While scientists were looking in the wrong places, Americans had discovered that all created being rested solidly upon the landfill of Washington, DC or maybe the granite bedrock of Wall St. or whatever the hell London City rests upon. It hardly matters at this point where these various criminal conspiracies and conspiracies of sheer stupidity were truly controlled from. What matters is that we’ve accepted those offers of the politicians and bureaucrats, the bankers and corporate executives. Certain they were that they were now Masters of Reality, they themselves were overwhelmed by hubris and the gods laughed at these morally and cognitively insane play-things and all the many foolish human beings who had turned their property and their food production systems and industrial productions systems and their governments — even their children and grandchildren — over to these lunatics. Starting with pioneer lunatics such as Teddy Roosevelt, we eventually reached George W. Bush and his thugs who thought they could create reality with enough firepower and then we’ve managed to descend further to Barack Obama who seems to think he creates a better reality by merely giving a feel-good speech. But the firepower is still deployed to kill many and destroy much, even if there is increasing doubt as to whether anyone has a clue what might be the goals of our lunatic masters.
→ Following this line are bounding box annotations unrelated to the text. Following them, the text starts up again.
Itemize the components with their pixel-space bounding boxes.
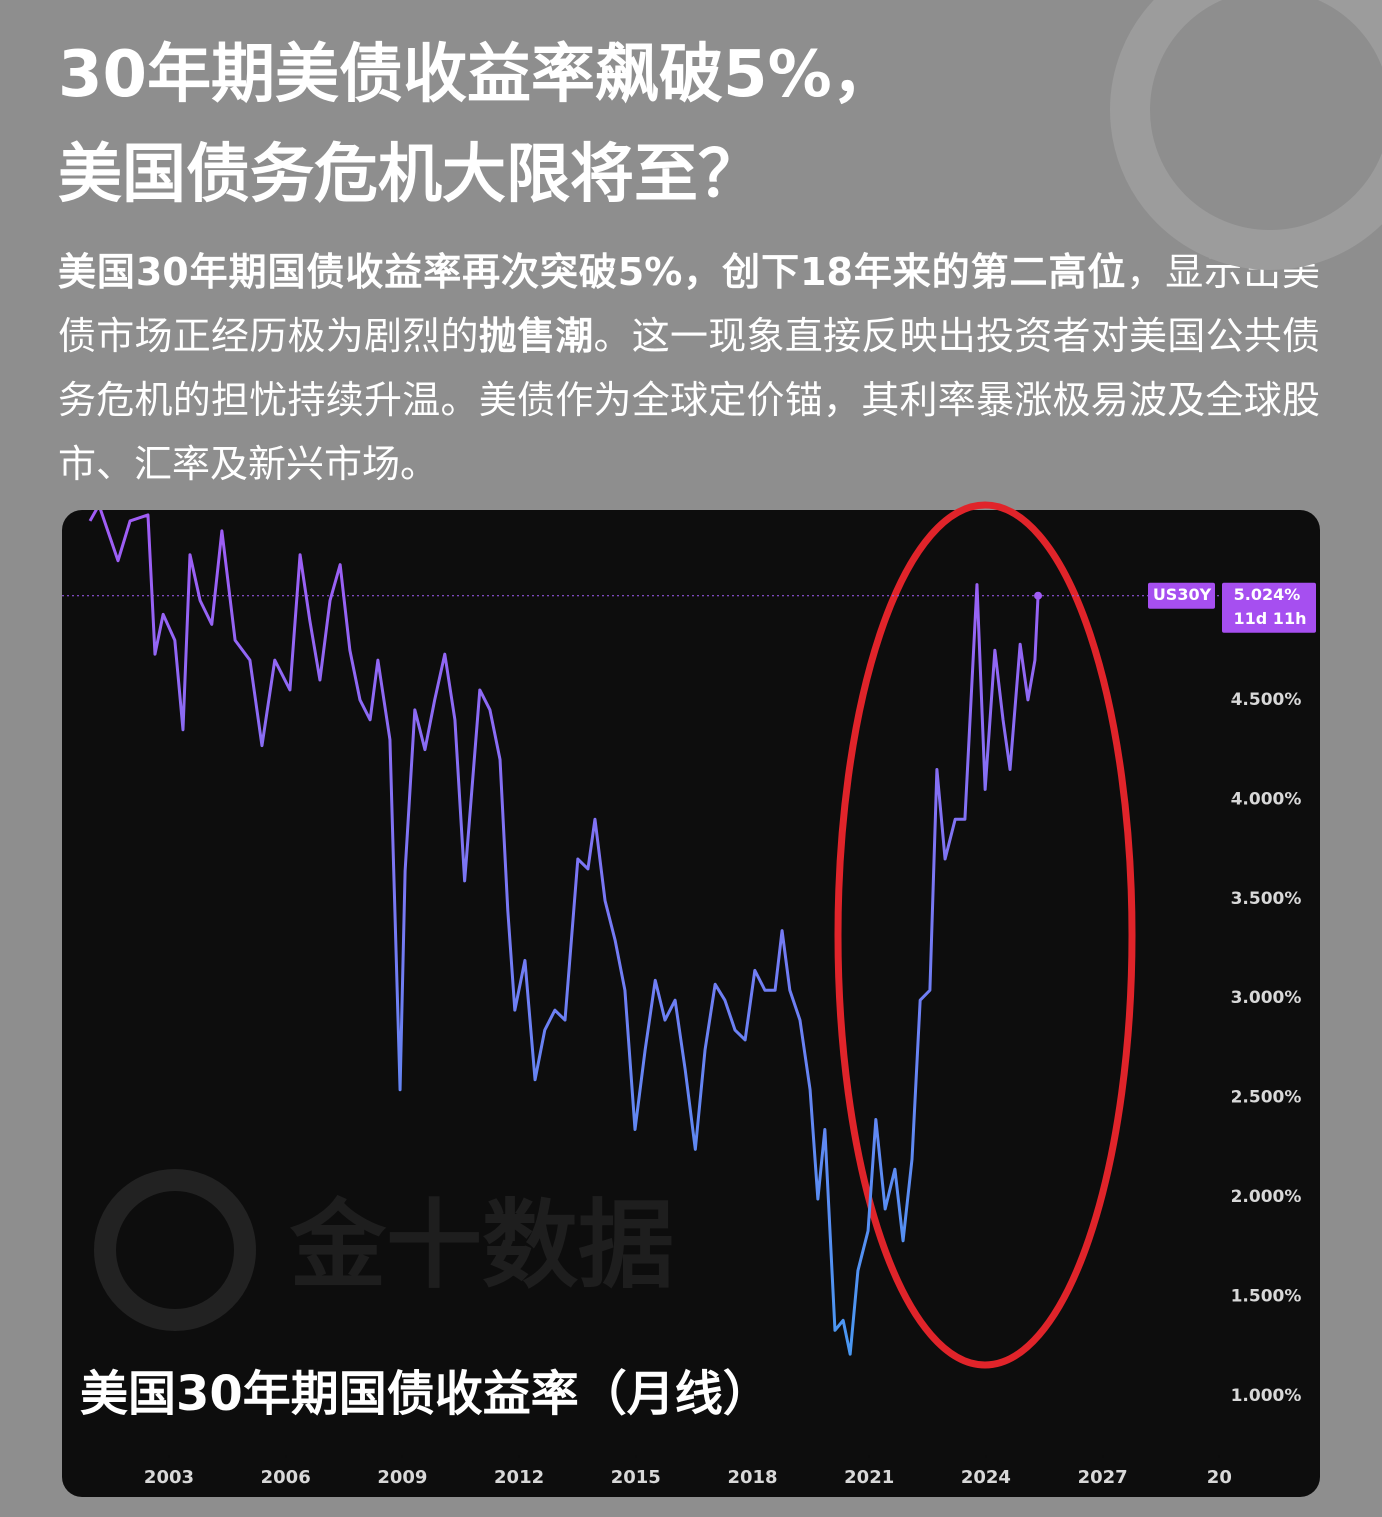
watermark: 金十数据 (289, 1189, 674, 1301)
x-tick-label: 2003 (144, 1467, 194, 1488)
y-tick-label: 3.500% (1231, 889, 1302, 909)
y-tick-label: 1.500% (1231, 1287, 1302, 1307)
y-tick-label: 4.500% (1231, 690, 1302, 710)
price-label: 5.024% (1234, 585, 1301, 604)
symbol-label: US30Y (1153, 585, 1212, 604)
y-tick-label: 3.000% (1231, 988, 1302, 1008)
series-line (88, 510, 1040, 1356)
x-tick-label: 2018 (727, 1467, 777, 1488)
chart-caption: 美国30年期国债收益率（月线） (80, 1366, 771, 1422)
last-point (1034, 591, 1043, 600)
intro-bold: 美国30年期国债收益率再次突破5%，创下18年来的第二高位 (58, 250, 1127, 294)
y-tick-label: 1.000% (1231, 1386, 1302, 1406)
x-tick-label: 2021 (844, 1467, 894, 1488)
x-tick-label: 2006 (261, 1467, 311, 1488)
x-tick-label: 2015 (611, 1467, 661, 1488)
y-tick-label: 4.000% (1231, 789, 1302, 809)
intro-text: 。这一现象直接反映出投资者对美国公共债务危机的担忧持续升温。美债作为全球定价锚，… (58, 314, 1320, 486)
watermark-logo (94, 1169, 256, 1331)
countdown-label: 11d 11h (1234, 609, 1307, 628)
y-tick-label: 2.500% (1231, 1088, 1302, 1108)
bg-logo (1110, 0, 1382, 270)
y-tick-label: 2.000% (1231, 1187, 1302, 1207)
price-box (1222, 582, 1316, 633)
intro-bold: 抛售潮 (478, 314, 594, 358)
headline: 30年期美债收益率飙破5%， 美国债务危机大限将至？ (58, 25, 1318, 225)
x-tick-label: 2009 (377, 1467, 427, 1488)
headline-line: 30年期美债收益率飙破5%， (58, 38, 896, 112)
highlight-ellipse (834, 501, 1136, 1369)
x-tick-label: 2012 (494, 1467, 544, 1488)
headline-line: 美国债务危机大限将至？ (58, 138, 762, 212)
x-tick-label: 20 (1207, 1467, 1232, 1488)
chart-panel (62, 510, 1320, 1497)
symbol-box (1148, 582, 1215, 609)
x-tick-label: 2027 (1078, 1467, 1128, 1488)
x-tick-label: 2024 (961, 1467, 1011, 1488)
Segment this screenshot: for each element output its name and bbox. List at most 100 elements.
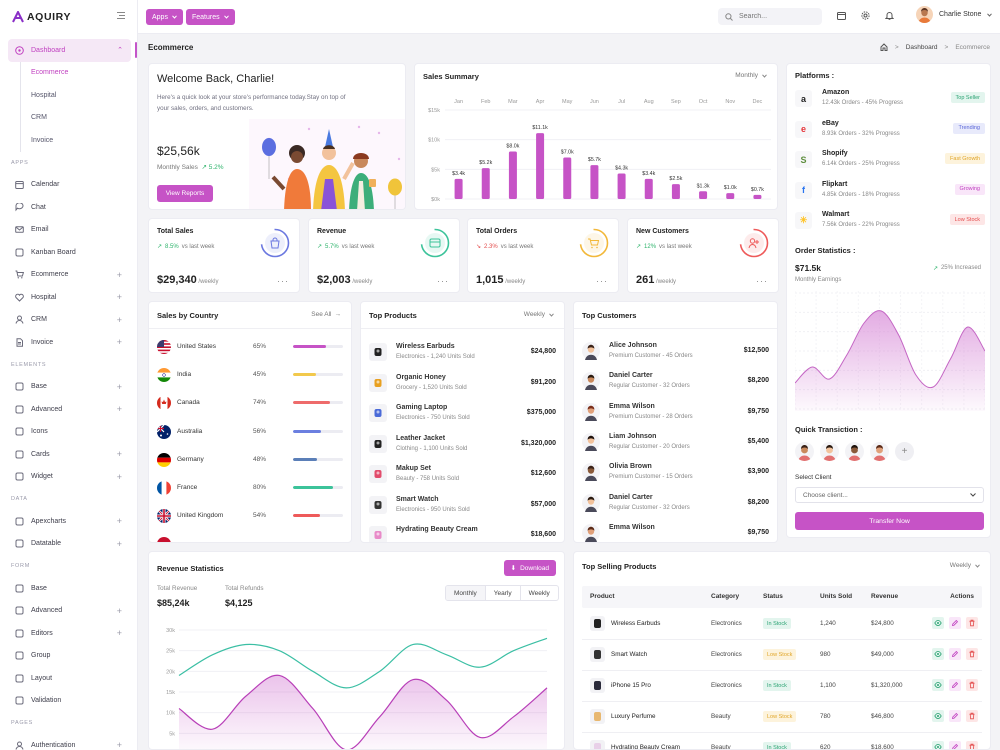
platform-flipkart[interactable]: f Flipkart 4.85k Orders - 18% Progress Grow… <box>795 179 985 207</box>
more-icon[interactable]: ··· <box>277 276 289 286</box>
sidebar-item-form-advanced[interactable]: Advanced + <box>0 600 137 623</box>
bar[interactable] <box>508 151 517 199</box>
edit-icon[interactable] <box>949 617 961 629</box>
sidebar-subitem-hospital[interactable]: Hospital <box>31 91 57 99</box>
plus-icon[interactable]: + <box>116 471 122 482</box>
sidebar-item-invoice[interactable]: Invoice + <box>0 331 137 354</box>
bar[interactable] <box>454 178 463 199</box>
product-row[interactable]: Leather Jacket Clothing - 1,100 Units Sol… <box>369 433 556 455</box>
sidebar-subitem-ecommerce[interactable]: Ecommerce <box>31 69 69 77</box>
avatar[interactable] <box>820 442 839 461</box>
eye-icon[interactable] <box>932 617 944 629</box>
search-input[interactable] <box>739 13 809 20</box>
edit-icon[interactable] <box>949 648 961 660</box>
plus-icon[interactable]: + <box>116 381 122 392</box>
product-row[interactable]: Smart Watch Electronics - 950 Units Sold $… <box>369 494 556 516</box>
avatar[interactable] <box>845 442 864 461</box>
more-icon[interactable]: ··· <box>437 276 449 286</box>
home-icon[interactable] <box>880 43 888 51</box>
plus-icon[interactable]: + <box>116 605 122 616</box>
bell-icon[interactable] <box>885 11 894 20</box>
plus-icon[interactable]: + <box>116 292 122 303</box>
sidebar-item-dashboard[interactable]: Dashboard ⌃ <box>8 39 131 62</box>
customer-row[interactable]: Liam Johnson Regular Customer - 20 Orders… <box>582 431 769 453</box>
eye-icon[interactable] <box>932 679 944 691</box>
edit-icon[interactable] <box>949 679 961 691</box>
bar[interactable] <box>590 165 599 199</box>
plus-icon[interactable]: + <box>116 516 122 527</box>
sidebar-item-form-validation[interactable]: Validation <box>0 690 137 713</box>
select-client-dropdown[interactable]: Choose client... <box>795 487 984 503</box>
sidebar-item-data-apexcharts[interactable]: Apexcharts + <box>0 510 137 533</box>
plus-icon[interactable]: + <box>116 314 122 325</box>
sidebar-item-hospital[interactable]: Hospital + <box>0 286 137 309</box>
product-row[interactable]: Hydrating Beauty Cream $18,600 <box>369 524 556 542</box>
bar[interactable] <box>753 194 762 199</box>
sidebar-item-el-cards[interactable]: Cards + <box>0 443 137 466</box>
transfer-now-button[interactable]: Transfer Now <box>795 512 984 530</box>
user-menu[interactable]: Charlie Stone <box>916 6 993 23</box>
calendar-icon[interactable] <box>837 11 846 20</box>
product-row[interactable]: Wireless Earbuds Electronics - 1,240 Unit… <box>369 341 556 363</box>
plus-icon[interactable]: + <box>116 269 122 280</box>
bar[interactable] <box>563 157 572 199</box>
sidebar-subitem-invoice[interactable]: Invoice <box>31 136 54 144</box>
download-button[interactable]: ⬇ Download <box>503 560 556 576</box>
sidebar-item-pages-authentication[interactable]: Authentication + <box>0 734 137 750</box>
customer-row[interactable]: Emma Wilson $9,750 <box>582 522 769 542</box>
sidebar-item-calendar[interactable]: Calendar <box>0 174 137 197</box>
platform-amazon[interactable]: a Amazon 12.43k Orders - 45% Progress Top S… <box>795 87 985 115</box>
search-box[interactable] <box>718 8 822 25</box>
sidebar-item-data-datatable[interactable]: Datatable + <box>0 533 137 556</box>
customer-row[interactable]: Alice Johnson Premium Customer - 45 Order… <box>582 340 769 362</box>
sidebar-item-ecommerce[interactable]: Ecommerce + <box>0 264 137 287</box>
product-row[interactable]: Makup Set Beauty - 758 Units Sold $12,600 <box>369 463 556 485</box>
top-selling-filter[interactable]: Weekly <box>950 562 980 569</box>
plus-icon[interactable]: + <box>116 628 122 639</box>
tab-weekly[interactable]: Weekly <box>528 589 550 597</box>
trash-icon[interactable] <box>966 710 978 722</box>
avatar[interactable] <box>795 442 814 461</box>
platform-walmart[interactable]: ✳ Walmart 7.56k Orders - 22% Progress Low S… <box>795 209 985 237</box>
sidebar-item-kanban-board[interactable]: Kanban Board <box>0 241 137 264</box>
bar[interactable] <box>536 133 545 199</box>
customer-row[interactable]: Daniel Carter Regular Customer - 32 Order… <box>582 492 769 514</box>
more-icon[interactable]: ··· <box>756 276 768 286</box>
sidebar-item-el-advanced[interactable]: Advanced + <box>0 398 137 421</box>
bar[interactable] <box>644 178 653 199</box>
product-row[interactable]: Organic Honey Grocery - 1,520 Units Sold $… <box>369 372 556 394</box>
trash-icon[interactable] <box>966 648 978 660</box>
trash-icon[interactable] <box>966 617 978 629</box>
plus-icon[interactable]: + <box>116 337 122 348</box>
sidebar-item-form-layout[interactable]: Layout <box>0 667 137 690</box>
features-dropdown-button[interactable]: Features <box>186 9 235 25</box>
plus-icon[interactable]: + <box>116 740 122 750</box>
product-row[interactable]: Gaming Laptop Electronics - 750 Units Sol… <box>369 402 556 424</box>
apps-dropdown-button[interactable]: Apps <box>146 9 183 25</box>
avatar[interactable] <box>870 442 889 461</box>
sidebar-item-form-group[interactable]: Group <box>0 645 137 668</box>
plus-icon[interactable]: + <box>116 538 122 549</box>
customer-row[interactable]: Olivia Brown Premium Customer - 15 Orders… <box>582 461 769 483</box>
customer-row[interactable]: Emma Wilson Premium Customer - 28 Orders $… <box>582 401 769 423</box>
see-all-link[interactable]: See All → <box>311 311 341 318</box>
sidebar-subitem-crm[interactable]: CRM <box>31 114 47 122</box>
bar[interactable] <box>726 193 735 199</box>
top-products-filter[interactable]: Weekly <box>524 311 554 318</box>
gear-icon[interactable] <box>861 11 870 20</box>
trash-icon[interactable] <box>966 741 978 749</box>
view-reports-button[interactable]: View Reports <box>157 185 213 202</box>
logo[interactable]: AQUIRY <box>0 0 137 34</box>
tab-yearly[interactable]: Yearly <box>486 586 521 600</box>
breadcrumb-dashboard[interactable]: Dashboard <box>905 43 938 51</box>
bar[interactable] <box>671 184 680 199</box>
platform-shopify[interactable]: S Shopify 6.14k Orders - 25% Progress Fast … <box>795 148 985 176</box>
sales-summary-filter[interactable]: Monthly <box>735 72 767 79</box>
sidebar-item-email[interactable]: Email <box>0 219 137 242</box>
eye-icon[interactable] <box>932 741 944 749</box>
sidebar-item-el-base[interactable]: Base + <box>0 376 137 399</box>
bar[interactable] <box>617 173 626 199</box>
edit-icon[interactable] <box>949 710 961 722</box>
plus-icon[interactable]: + <box>116 404 122 415</box>
sidebar-item-crm[interactable]: CRM + <box>0 309 137 332</box>
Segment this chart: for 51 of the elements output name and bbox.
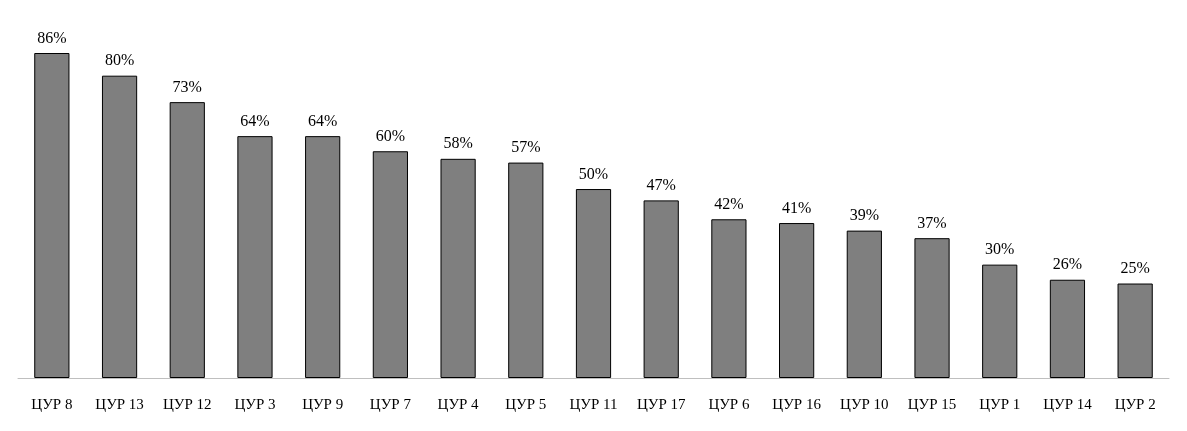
- data-label: 42%: [714, 194, 744, 212]
- data-label: 37%: [917, 213, 947, 231]
- bar: [982, 264, 1018, 378]
- data-label: 50%: [578, 164, 609, 182]
- data-label: 64%: [240, 111, 270, 129]
- bar: [643, 200, 679, 378]
- bar: [101, 75, 138, 378]
- bar: [305, 136, 341, 378]
- x-tick-label: ЦУР 7: [369, 395, 412, 412]
- x-tick-label: ЦУР 6: [708, 395, 750, 412]
- x-tick-label: ЦУР 11: [569, 395, 618, 412]
- bar: [914, 238, 950, 378]
- x-tick-label: ЦУР 16: [772, 395, 822, 412]
- x-tick-label: ЦУР 5: [505, 395, 547, 412]
- x-tick-label: ЦУР 4: [437, 395, 480, 412]
- x-tick-label: ЦУР 14: [1043, 395, 1093, 412]
- x-tick-label: ЦУР 2: [1114, 395, 1156, 412]
- x-tick-label: ЦУР 15: [907, 395, 957, 412]
- data-label: 39%: [849, 206, 879, 224]
- x-tick-label: ЦУР 10: [840, 395, 889, 412]
- x-tick-label: ЦУР 13: [95, 395, 144, 412]
- data-label: 73%: [172, 77, 202, 95]
- data-label: 26%: [1052, 255, 1083, 273]
- data-label: 60%: [375, 126, 406, 144]
- data-label: 47%: [646, 175, 676, 193]
- data-label: 64%: [308, 111, 338, 129]
- bar: [237, 136, 273, 378]
- data-label: 57%: [511, 138, 541, 156]
- data-label: 41%: [781, 198, 812, 216]
- bar: [508, 162, 544, 378]
- x-tick-label: ЦУР 3: [234, 395, 276, 412]
- data-label: 80%: [104, 51, 135, 69]
- x-tick-label: ЦУР 9: [302, 395, 344, 412]
- x-tick-label: ЦУР 8: [31, 395, 73, 412]
- bar: [711, 219, 747, 378]
- x-tick-label: ЦУР 17: [636, 395, 686, 412]
- bar: [169, 102, 205, 378]
- x-tick-label: ЦУР 12: [162, 395, 212, 412]
- bar: [575, 189, 612, 378]
- data-label: 30%: [985, 240, 1015, 258]
- data-label: 58%: [443, 134, 473, 152]
- bar: [1117, 283, 1153, 378]
- bar: [440, 158, 476, 378]
- data-label: 25%: [1120, 259, 1150, 277]
- bar: [846, 230, 882, 378]
- bar: [34, 53, 70, 378]
- bar: [779, 223, 815, 378]
- x-tick-label: ЦУР 1: [979, 395, 1021, 412]
- data-label: 86%: [37, 28, 67, 46]
- bar: [1049, 279, 1086, 378]
- bar: [372, 151, 408, 378]
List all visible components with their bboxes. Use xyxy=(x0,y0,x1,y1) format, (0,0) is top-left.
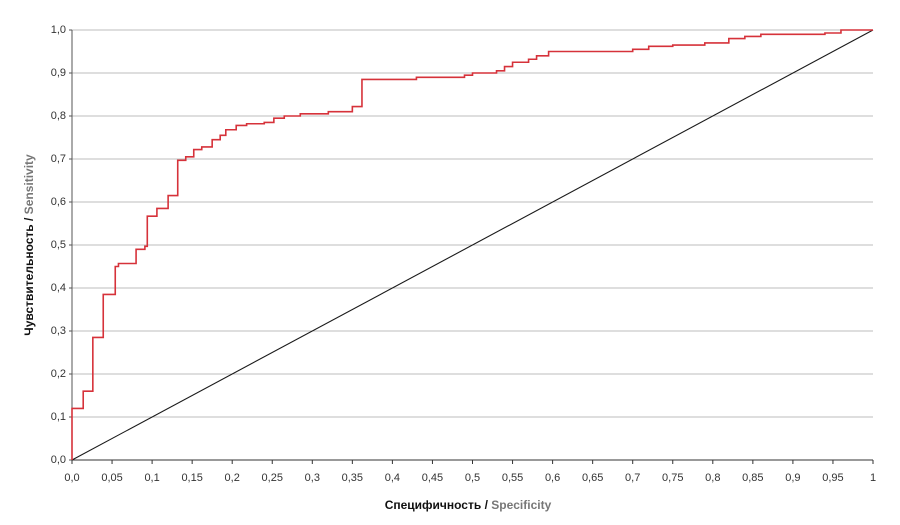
x-tick-label: 0,0 xyxy=(64,472,79,484)
x-axis-title-ru: Специфичность / xyxy=(385,498,489,512)
y-tick-label: 0,6 xyxy=(51,196,66,208)
y-tick-label: 0,2 xyxy=(51,368,66,380)
y-axis-title-en: Sensitivity xyxy=(22,154,36,214)
x-tick-label: 1 xyxy=(870,472,876,484)
x-tick-label: 0,6 xyxy=(545,472,560,484)
x-axis-title: Специфичность / Specificity xyxy=(385,498,552,512)
x-axis-title-en: Specificity xyxy=(491,498,551,512)
x-tick-label: 0,3 xyxy=(305,472,320,484)
y-tick-label: 0,9 xyxy=(51,67,66,79)
y-axis-title: Чувствительность / Sensitivity xyxy=(22,154,36,336)
y-axis-title-ru: Чувствительность / xyxy=(22,217,36,336)
x-tick-label: 0,45 xyxy=(422,472,443,484)
y-tick-label: 0,7 xyxy=(51,153,66,165)
x-tick-label: 0,5 xyxy=(465,472,480,484)
x-tick-label: 0,9 xyxy=(785,472,800,484)
x-tick-label: 0,85 xyxy=(742,472,763,484)
y-tick-label: 0,1 xyxy=(51,411,66,423)
x-tick-label: 0,7 xyxy=(625,472,640,484)
line xyxy=(71,29,874,461)
y-tick-label: 0,0 xyxy=(51,454,66,466)
y-tick-label: 0,8 xyxy=(51,110,66,122)
y-tick-label: 1,0 xyxy=(51,24,66,36)
x-tick-label: 0,4 xyxy=(385,472,400,484)
y-tick-label: 0,4 xyxy=(51,282,66,294)
x-tick-label: 0,65 xyxy=(582,472,603,484)
x-tick-label: 0,55 xyxy=(502,472,523,484)
x-tick-label: 0,15 xyxy=(181,472,202,484)
x-tick-label: 0,35 xyxy=(342,472,363,484)
x-tick-label: 0,95 xyxy=(822,472,843,484)
x-tick-label: 0,25 xyxy=(262,472,283,484)
y-tick-label: 0,3 xyxy=(51,325,66,337)
x-tick-label: 0,8 xyxy=(705,472,720,484)
line xyxy=(71,29,873,460)
y-tick-label: 0,5 xyxy=(51,239,66,251)
x-tick-label: 0,2 xyxy=(225,472,240,484)
x-tick-label: 0,75 xyxy=(662,472,683,484)
x-tick-label: 0,05 xyxy=(101,472,122,484)
x-tick-label: 0,1 xyxy=(144,472,159,484)
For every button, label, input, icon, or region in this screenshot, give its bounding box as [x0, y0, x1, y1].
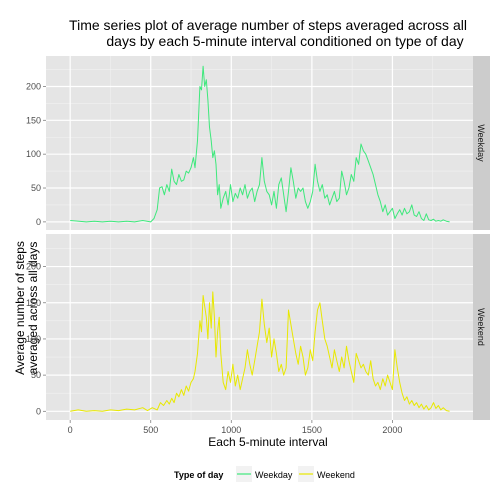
y-tick-label: 200 [26, 262, 41, 272]
y-tick-label: 0 [36, 406, 41, 416]
series-line [70, 65, 450, 223]
y-tick-label: 0 [36, 217, 41, 227]
strip-background [473, 234, 490, 420]
strip-label-weekday: Weekday [476, 124, 486, 162]
x-tick-label: 2000 [382, 425, 402, 435]
series-path-weekday [70, 65, 450, 223]
y-tick-label: 100 [26, 334, 41, 344]
x-tick-label: 0 [68, 425, 73, 435]
panel-grid [46, 56, 473, 230]
strip-label-weekend: Weekend [476, 308, 486, 346]
series-line [70, 291, 450, 412]
x-tick-label: 500 [143, 425, 158, 435]
legend: Type of day Weekday Weekend [174, 466, 355, 482]
y-axis-ticks: 0 50 100 150 200 [26, 81, 46, 227]
y-tick-label: 150 [26, 115, 41, 125]
series-path-weekend [70, 291, 450, 412]
y-tick-label: 200 [26, 81, 41, 91]
y-axis-title-line-1: Average number of steps [13, 241, 27, 375]
panel-weekend: Weekend 0 50 100 150 200 [26, 234, 490, 420]
x-tick-label: 1000 [221, 425, 241, 435]
chart-title-line-1: Time series plot of average number of st… [69, 17, 467, 33]
y-axis-ticks: 0 50 100 150 200 [26, 262, 46, 416]
strip-background [473, 56, 490, 230]
x-axis-title: Each 5-minute interval [208, 435, 327, 449]
legend-label-weekday: Weekday [255, 470, 293, 480]
y-tick-label: 100 [26, 149, 41, 159]
y-tick-label: 50 [31, 370, 41, 380]
y-tick-label: 150 [26, 298, 41, 308]
x-tick-label: 1500 [302, 425, 322, 435]
panel-background [46, 56, 473, 230]
x-axis-ticks: 0 500 1000 1500 2000 [68, 420, 402, 435]
panel-grid [46, 234, 473, 420]
legend-label-weekend: Weekend [317, 470, 355, 480]
panel-weekday: Weekday 0 50 100 150 200 [26, 56, 490, 230]
chart-title-line-2: days by each 5-minute interval condition… [106, 33, 463, 49]
y-axis-title-line-2: averaged across all days [26, 242, 40, 375]
y-tick-label: 50 [31, 183, 41, 193]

Yes, we’re dependent upon the various departments and agencies of the Federal government and have freed ourselves of dependencies upon parents and children and grandchildren and cousins and neighbors and fellow-worshipers. By allowing ourselves to become dependent upon the largesse of central governments and their allied banks, largesse actually funded by money taken from us, we’ve forged our own chains. Yet, there is hope in our bodies. We’ve corrupted ourselves, adopting thoughts and many behaviors of slaves dependent upon the central powers of our nation-states. Our minds, our souls, are corrupted to the needs of those who care for us only when we’re useful to them but our bodies, though softened and stripped of many vertebrae, retain some of the instincts that lead many parents and grandparents to sacrifice themselves for their children, for the current benefit of those children and so that those children might have good futures. If only we can remember that our own futures would be more secure if we could integrate those children and grandchildren into viable human communities which we’re part of, communities which we’re willing to be dependent upon.